In den wenigen Momenten, die ich hatte, durfte ich mit dem Heiligen Vater teilen, dass mich sehr berührt, dass er immer wieder empfiehlt, an die Ränder zu gehen. Das ist, glaube ich, für viele Lebensbereiche, nicht nur politisch, sondern insgesamt eine sehr gute, eine wertvolle Empfehlung. Man könnte es auch ganz weltlich ausdrücken mit der Netzwerktheorie, die ja besagt, dass an den Rändern von Systemen Innovation entsteht, beispielsweise. Im Zentrum ist die Organisation, die wichtig ist, auch lebenswichtig - aber an den Rändern entsteht Innovation. Und das ist nur ein Zugang zu diesem Thema. Es geht natürlich auch um geografische Ränder, um soziale Ränder. An die Ränder zu gehen ist eine wertvolle Empfehlung, denke ich.
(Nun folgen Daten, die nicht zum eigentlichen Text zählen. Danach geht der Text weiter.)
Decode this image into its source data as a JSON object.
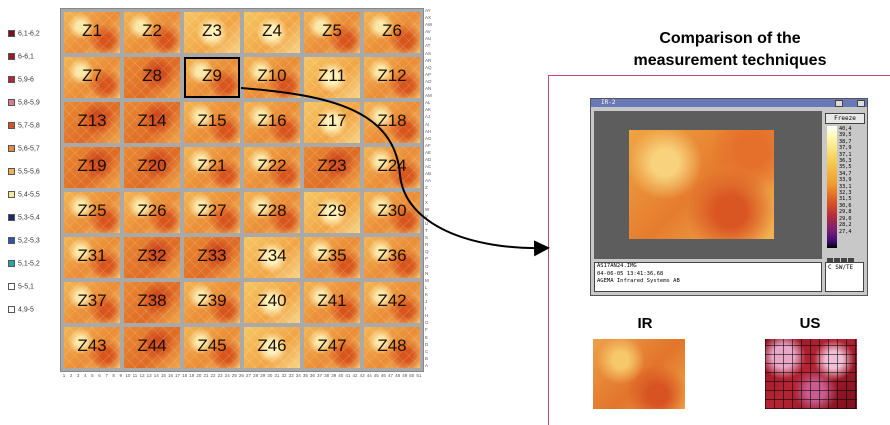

„An die Ränder zu gehen ist eine wertvolle Empfehlung“

Franziskus hat auch eine Ansprache gehalten. Was war ihm wichtig, Ihnen als Parlamentarier und Parlamentarierinnen mit auf den Weg zu geben für Ihre Arbeit?

Hoffnung als Gegenkonzept

Lukas Mandl: Was ich am stärksten mitnehme aus der Ansprache, ist das deutliche und unmissverständliche Plädoyer für die Hoffnung. Und der Papst hat das in den Gegensatz gesetzt zu Zynismus und Pessimismus. Klar ist die Welt voller Zynismus und Pessimismus. Besonders die politische Welt hat ja den Zynismus manchmal sogar an die Stelle von Programmen gesetzt. Zynismus und Pessimismus werden uns nicht weiterbringen, sondern Hoffnung. Hoffnung ist eine starke Antriebskraft.

„Zynismus und Pessimismus werden uns nicht weiterbringen, sondern Hoffnung“

Hoffnung ist, wie ein südkoreanischer Autor unlängst in einem Buch geschrieben hat, auch ein Gegenkonzept zu Angst. Und der Papst hat auch davon gesprochen, dass ältere Menschen für jüngere Menschen eben in Sachen Hoffnung Vorbilder sein können und sollen. Was sollen auch jüngere Menschen planen für ihr Leben oder eben erwarten für ihr Leben? Welche Perspektiven sollten sie haben, wenn sie eher Zynismus oder Pessimismus von Älteren in einer negativen Vorbildfunktion erleben? Die positive Vorbildfunktion für jüngere Menschen, für deren Hoffnung ist, dass sie auch sehen, dass andere hoffen. Und dass die Hoffnung auf jeden Fall eine starke Antriebskraft ist.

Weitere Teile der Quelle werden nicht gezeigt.